Feeling 10-feet-tall and bulletproof is not reserved only for the young. This past weekend a Six Nations man did me the biggest favour anyone could have by calling me up on texting while driving.
I was on Third Line road on my way to cover a game this weekend and thought I was alone on the road, so I went to my smartphone to check the game time. After all, I have been driving for a very long time and thought I was in no danger at all. Bullet proof.
Even after counselling others never to text and drive, that advice was for others. I was OK. Although I usually pull over to answer the phone or do whatever, as I said, I figured I was alone on the road and was not endangering anyone else.
That was not true.
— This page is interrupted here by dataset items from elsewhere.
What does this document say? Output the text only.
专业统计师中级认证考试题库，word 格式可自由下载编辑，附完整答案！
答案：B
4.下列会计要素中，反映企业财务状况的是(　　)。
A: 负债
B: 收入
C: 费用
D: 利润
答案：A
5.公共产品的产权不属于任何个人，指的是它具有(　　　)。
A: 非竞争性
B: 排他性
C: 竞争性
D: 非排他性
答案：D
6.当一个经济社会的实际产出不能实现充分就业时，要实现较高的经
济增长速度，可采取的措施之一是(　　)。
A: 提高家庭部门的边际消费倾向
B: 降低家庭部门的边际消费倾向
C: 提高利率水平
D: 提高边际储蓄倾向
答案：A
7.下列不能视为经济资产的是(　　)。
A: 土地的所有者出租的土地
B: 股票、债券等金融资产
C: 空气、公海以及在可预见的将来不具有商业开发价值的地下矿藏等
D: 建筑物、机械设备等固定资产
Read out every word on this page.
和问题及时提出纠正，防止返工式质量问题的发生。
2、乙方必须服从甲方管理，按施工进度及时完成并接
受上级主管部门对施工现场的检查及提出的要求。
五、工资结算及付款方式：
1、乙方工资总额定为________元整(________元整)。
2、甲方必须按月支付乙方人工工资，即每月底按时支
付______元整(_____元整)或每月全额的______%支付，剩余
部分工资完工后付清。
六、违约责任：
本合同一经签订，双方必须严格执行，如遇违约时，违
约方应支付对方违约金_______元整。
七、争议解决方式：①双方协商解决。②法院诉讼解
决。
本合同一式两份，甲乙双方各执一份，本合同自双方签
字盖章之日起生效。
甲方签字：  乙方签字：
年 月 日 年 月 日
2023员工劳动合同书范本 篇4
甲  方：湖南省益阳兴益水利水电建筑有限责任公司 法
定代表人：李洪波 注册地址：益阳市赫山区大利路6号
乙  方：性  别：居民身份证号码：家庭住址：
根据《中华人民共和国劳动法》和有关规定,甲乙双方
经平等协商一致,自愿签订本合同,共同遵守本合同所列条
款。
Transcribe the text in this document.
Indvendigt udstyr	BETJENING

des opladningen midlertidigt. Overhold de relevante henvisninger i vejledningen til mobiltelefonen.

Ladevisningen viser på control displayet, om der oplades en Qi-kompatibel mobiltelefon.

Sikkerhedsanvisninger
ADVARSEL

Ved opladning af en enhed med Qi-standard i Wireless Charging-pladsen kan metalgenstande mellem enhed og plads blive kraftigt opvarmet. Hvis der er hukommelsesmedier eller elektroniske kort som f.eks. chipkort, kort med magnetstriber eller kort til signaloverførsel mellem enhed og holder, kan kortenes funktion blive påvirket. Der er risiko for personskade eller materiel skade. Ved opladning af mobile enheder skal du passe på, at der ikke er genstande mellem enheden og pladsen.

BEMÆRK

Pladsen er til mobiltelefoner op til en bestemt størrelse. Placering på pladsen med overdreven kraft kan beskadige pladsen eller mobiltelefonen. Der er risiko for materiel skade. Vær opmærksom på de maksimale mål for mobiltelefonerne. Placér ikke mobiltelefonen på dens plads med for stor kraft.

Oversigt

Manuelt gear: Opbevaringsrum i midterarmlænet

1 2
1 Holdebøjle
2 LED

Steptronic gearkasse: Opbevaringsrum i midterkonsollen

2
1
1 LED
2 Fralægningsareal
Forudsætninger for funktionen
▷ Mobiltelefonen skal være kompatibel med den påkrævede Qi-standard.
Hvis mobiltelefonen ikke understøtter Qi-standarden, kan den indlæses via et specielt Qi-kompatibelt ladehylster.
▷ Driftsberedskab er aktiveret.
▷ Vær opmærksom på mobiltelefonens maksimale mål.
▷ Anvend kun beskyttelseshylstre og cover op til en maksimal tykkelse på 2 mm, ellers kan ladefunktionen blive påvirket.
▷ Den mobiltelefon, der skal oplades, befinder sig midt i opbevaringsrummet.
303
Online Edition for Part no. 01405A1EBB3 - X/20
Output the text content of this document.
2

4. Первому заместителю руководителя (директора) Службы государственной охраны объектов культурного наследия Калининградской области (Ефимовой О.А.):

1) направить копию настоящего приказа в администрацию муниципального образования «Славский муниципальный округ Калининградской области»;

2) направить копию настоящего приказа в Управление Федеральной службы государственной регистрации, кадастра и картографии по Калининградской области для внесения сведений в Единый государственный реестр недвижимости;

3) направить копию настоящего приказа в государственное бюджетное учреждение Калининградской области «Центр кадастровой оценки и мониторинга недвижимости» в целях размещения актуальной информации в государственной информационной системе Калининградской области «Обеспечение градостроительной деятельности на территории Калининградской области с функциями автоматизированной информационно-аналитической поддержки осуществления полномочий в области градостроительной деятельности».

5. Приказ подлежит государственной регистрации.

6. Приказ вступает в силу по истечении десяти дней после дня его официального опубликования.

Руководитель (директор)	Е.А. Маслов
Looking at my iPhone, I had drifted into the other lane just as a black pickup was pulling out to pass me. I almost cut him off into a ditch.
“What the —- are you doing?” said a justifiably angry man who had pulled over up the road to give me an earful, or maybe more. I stopped to apologize to him and he went off on me telling me he had his kids in the truck with him. “Are you stupid or what?” he said, and I had to agree with him.
After several apologies, I was back on the road, feeling like a self-absorbed idiot, promising myself and the man I very nearly run off the road, it would never happen again.
I never got his name, but he was justified in his anger. After enduring the verbal tongue-lashing, I began to think about how lucky I was not to have caused serious injury or worse. I thought about it all weekend.
I want to publicly thank that guy for waking me up to my own mortality and that of innocent drivers, passengers and pedestrians around me.
I write this in hopes that someone reading it will relate to how easy and how quickly one can find themselves before the Creator saying, what the hell happened? Putting my own life in danger is bad enough, but not considering the innocent victims of my stupidity is inexcusable.
To whoever that was on Third line road that day, thank you.